Toxic Men, Terrible Violence
Andy’s foregrounding of his own emotions over his family’s very lives parallels the frequent privileging of one narrative of male violence. A narrative that focuses on the motivations of violent men over their victims. Family annihilation (or familicide) is of course a real and tragic phenomenon. Perpetrators are overwhelmingly men who struggle with their traditional role of being a provider, and turn to violence when their relationships collapse.
This is the foundation of toxic masculinity: male fragility. An inability to reckon with falling short of the traditional male role. Andy cannot accept that he has failed as a provider by putting his family into severe debt. Instead, he compensates by stocking up on lottery tickets, setting himself token tests of manliness like digging a pool, and trying to gaslight his family into accepting his behaviour.
Horror hasn’t shied away from confronting toxic masculinity. Recent films like The Invisible Man and Midsommar make this social issue a driving plot mechanic. But their portraits of dangerous men are less multifaceted. Adrian in The Invisible Man is an archetypal and one-dimensional abuser. A genius with zero emotional affect who finds joy only in sadism, he elicits no complex emotion beyond loathing. Midsommar’s quintessential terrible boyfriend, Christian, is similarly uncomplicated in his driving desire to avoid any emotional labour.

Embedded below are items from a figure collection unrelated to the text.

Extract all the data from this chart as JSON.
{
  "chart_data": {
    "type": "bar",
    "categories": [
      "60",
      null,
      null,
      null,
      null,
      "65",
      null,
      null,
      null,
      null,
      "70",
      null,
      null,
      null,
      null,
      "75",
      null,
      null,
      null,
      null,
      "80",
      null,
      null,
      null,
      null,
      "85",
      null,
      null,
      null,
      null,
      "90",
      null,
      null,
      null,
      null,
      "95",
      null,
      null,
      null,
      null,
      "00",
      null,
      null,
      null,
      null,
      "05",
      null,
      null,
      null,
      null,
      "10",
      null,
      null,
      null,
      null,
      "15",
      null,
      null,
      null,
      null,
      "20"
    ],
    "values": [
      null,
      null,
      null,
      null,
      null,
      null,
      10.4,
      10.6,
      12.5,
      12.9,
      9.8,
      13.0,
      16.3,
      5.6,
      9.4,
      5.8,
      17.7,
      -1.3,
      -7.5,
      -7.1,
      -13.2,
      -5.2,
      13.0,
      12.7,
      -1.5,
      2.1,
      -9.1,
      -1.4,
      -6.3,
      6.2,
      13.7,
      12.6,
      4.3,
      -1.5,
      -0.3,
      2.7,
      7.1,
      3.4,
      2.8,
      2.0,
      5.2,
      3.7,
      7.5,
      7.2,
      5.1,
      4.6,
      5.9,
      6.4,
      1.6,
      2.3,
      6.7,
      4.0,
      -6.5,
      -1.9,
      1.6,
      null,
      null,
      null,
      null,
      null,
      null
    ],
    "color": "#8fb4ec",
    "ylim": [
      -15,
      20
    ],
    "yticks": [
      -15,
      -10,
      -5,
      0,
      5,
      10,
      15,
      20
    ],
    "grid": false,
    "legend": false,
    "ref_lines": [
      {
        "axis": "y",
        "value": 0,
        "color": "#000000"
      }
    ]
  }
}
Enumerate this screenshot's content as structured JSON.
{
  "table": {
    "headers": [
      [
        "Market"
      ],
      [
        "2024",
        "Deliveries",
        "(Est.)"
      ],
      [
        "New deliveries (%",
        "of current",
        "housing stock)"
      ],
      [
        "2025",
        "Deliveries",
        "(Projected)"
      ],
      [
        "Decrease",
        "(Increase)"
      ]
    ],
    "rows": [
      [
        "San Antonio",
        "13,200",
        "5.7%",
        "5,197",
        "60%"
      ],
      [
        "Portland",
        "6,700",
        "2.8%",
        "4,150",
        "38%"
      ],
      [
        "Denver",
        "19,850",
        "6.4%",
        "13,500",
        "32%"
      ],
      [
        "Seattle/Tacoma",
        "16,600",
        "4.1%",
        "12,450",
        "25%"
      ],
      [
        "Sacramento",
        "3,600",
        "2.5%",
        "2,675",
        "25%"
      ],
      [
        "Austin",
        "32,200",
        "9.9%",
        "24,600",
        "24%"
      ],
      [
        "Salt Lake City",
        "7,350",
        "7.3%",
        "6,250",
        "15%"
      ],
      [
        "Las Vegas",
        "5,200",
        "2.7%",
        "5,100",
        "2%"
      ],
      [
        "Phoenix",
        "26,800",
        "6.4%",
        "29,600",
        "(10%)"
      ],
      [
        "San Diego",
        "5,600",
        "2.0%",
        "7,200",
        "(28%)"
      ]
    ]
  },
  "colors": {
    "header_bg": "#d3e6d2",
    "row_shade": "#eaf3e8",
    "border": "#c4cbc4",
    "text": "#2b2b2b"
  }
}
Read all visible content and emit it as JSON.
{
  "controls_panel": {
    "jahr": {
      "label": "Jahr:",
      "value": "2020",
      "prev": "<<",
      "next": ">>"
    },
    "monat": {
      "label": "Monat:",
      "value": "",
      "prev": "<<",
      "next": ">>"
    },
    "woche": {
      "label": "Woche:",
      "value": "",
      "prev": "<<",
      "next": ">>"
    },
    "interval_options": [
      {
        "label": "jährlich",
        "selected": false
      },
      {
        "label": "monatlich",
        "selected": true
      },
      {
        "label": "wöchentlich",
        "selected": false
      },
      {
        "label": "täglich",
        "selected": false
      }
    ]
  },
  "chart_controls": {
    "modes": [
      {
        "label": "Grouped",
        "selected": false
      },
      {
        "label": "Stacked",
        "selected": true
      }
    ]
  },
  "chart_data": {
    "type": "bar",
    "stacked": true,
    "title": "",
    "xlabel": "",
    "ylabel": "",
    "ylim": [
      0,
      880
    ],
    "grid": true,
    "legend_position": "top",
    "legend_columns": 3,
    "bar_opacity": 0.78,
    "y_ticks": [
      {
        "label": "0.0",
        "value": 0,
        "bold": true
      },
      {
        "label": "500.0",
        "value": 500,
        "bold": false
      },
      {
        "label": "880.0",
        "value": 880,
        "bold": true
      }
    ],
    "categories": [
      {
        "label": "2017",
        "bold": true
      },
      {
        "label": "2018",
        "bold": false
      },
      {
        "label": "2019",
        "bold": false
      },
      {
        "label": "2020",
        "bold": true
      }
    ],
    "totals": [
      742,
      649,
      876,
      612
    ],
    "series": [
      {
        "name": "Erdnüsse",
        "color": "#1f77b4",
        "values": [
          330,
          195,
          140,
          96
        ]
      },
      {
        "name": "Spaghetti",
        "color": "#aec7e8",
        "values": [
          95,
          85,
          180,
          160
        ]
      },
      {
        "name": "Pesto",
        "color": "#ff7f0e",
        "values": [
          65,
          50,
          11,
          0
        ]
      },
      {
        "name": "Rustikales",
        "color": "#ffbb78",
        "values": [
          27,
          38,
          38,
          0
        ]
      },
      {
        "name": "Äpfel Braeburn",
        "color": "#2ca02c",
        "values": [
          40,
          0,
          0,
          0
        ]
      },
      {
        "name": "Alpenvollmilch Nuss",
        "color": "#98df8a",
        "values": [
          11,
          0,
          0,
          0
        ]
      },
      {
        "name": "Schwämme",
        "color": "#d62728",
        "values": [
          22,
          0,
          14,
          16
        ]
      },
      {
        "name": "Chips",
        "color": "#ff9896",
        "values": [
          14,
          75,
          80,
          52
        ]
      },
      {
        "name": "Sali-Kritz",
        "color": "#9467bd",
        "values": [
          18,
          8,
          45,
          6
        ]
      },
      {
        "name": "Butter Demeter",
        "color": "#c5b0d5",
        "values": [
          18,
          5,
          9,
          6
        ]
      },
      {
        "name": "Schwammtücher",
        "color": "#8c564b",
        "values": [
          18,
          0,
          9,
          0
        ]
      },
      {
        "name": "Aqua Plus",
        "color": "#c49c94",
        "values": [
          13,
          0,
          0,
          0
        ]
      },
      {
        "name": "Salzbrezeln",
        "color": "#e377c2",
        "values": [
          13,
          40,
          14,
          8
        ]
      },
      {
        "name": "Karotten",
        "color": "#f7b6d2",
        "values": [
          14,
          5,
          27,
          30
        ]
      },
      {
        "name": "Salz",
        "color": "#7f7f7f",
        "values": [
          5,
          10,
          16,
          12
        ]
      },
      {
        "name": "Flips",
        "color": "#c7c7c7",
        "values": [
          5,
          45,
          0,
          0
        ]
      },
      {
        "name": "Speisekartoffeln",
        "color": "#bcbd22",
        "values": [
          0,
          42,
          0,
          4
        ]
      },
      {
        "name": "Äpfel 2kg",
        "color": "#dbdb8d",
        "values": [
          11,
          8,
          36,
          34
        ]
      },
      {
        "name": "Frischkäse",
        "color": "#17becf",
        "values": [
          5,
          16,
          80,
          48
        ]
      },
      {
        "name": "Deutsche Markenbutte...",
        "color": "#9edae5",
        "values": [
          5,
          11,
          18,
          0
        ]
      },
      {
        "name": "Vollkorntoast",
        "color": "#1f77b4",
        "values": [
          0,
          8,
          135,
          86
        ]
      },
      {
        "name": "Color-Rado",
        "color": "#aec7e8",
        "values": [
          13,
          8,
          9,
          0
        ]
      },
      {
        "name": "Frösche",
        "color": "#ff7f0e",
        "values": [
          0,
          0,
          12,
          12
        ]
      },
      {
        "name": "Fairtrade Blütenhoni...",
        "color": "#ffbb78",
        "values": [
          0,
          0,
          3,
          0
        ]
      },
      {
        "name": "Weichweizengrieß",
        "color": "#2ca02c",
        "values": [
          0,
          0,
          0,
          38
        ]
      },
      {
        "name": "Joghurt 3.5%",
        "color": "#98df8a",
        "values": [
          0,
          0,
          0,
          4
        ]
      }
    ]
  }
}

These characters represent negative masculine traits, but they don’t interrogate the traits themselves. In contrast, Andy is not strong or particularly capable. He’s overflowing with emotions he can’t accept, never mind process. And that’s precisely what makes him so terrifying. By introducing an element of understanding and (initial) sympathy to Andy, Exhibit A succeeds in making dangerous men pathetic.
Conclusion
Andy’s violent murdering of his family is (appropriately) horrifying, even if it’s largely offscreen. But his final act is to destroy the camera. To erase any perception of who he truly is. Because that’s the core of male fragility: an inability to reckon with one’s failings. Or indeed, one’s true self.
Exhibit A’s subject matter undoubtedly makes it a difficult watch. But its searingly relevant perspective on male violence, and pitch perfect execution of the found footage form, mean it deserves a far better reputation. After all, in a world of incel terrorism and Proud Boys, Exhibit A shouldn’t feel so radical.